In deze zaak heeft de Rechtbank Den Haag op 6 januari 2015 uitspraak gedaan in een geschil over de aanslag erfbelasting die aan eiseres was opgelegd door verweerder. De zaak betreft de nalatenschap van de heer [eiseres], die op 27 januari 2011 is overleden.

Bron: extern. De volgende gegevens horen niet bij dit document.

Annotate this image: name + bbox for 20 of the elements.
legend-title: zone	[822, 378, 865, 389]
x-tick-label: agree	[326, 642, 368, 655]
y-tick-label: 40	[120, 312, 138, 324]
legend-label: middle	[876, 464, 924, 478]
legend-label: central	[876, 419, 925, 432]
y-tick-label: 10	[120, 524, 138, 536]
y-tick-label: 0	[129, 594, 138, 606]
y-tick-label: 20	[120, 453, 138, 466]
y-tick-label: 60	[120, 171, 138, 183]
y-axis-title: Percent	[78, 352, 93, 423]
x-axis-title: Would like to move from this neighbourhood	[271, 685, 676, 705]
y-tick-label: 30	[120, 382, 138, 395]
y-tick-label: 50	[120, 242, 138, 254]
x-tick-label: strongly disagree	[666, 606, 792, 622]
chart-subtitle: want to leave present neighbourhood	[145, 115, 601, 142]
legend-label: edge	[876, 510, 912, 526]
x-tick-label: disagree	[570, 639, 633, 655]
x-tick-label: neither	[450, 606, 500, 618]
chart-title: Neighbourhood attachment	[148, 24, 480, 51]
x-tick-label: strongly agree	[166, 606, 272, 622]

Eiseres, een van de erfgenamen, heeft beroep ingesteld tegen de aanslag die verweerder op 26 november 2013 heeft opgelegd, waarbij verweerder een fictieve verkrijging van € 375.000 in aanmerking heeft genomen op basis van artikel 10 van de Successiewet 1956. Eiseres betwist deze fictieve verkrijging en stelt dat er over de gehele periode van de schuldigerkenning rente is betaald, waardoor de aanslag onterecht is opgelegd.
De rechtbank heeft vastgesteld dat erflater en zijn echtgenote bij notariële akte van 23 maart 2007 aan hun kinderen een bedrag van € 750.000 schuldig hebben erkend ten titel van schenking. De rechtbank heeft de argumenten van eiseres en verweerder tegen elkaar afgewogen. Eiseres voerde aan dat er over de periode van 23 maart 2007 tot en met 31 maart 2011 rente is betaald, en dat de aanslag dus niet op een fictieve verkrijging gebaseerd kan zijn. Verweerder stelde daarentegen dat erflater geen rente heeft betaald over de periode van 23 maart 2007 tot en met 31 maart 2007, en dat de aanslag derhalve terecht was opgelegd.
De rechtbank oordeelde dat de eerste rentebetaling van € 45.000 op 29 maart 2007 betrekking had op de periode vanaf de datum van opstellen van de akte tot en met 31 maart 2008. De rechtbank concludeerde dat de betaling van rente door erflater de norm in artikel 10 van het Besluit overtrof, waardoor er geen sprake was van een fictieve verkrijging. De rechtbank verklaarde het beroep gegrond, vernietigde de uitspraak op bezwaar en verminderde de aanslag tot een belastbare verkrijging van € 107.236. Tevens werd verweerder veroordeeld in de proceskosten van eiseres tot een bedrag van € 547,50.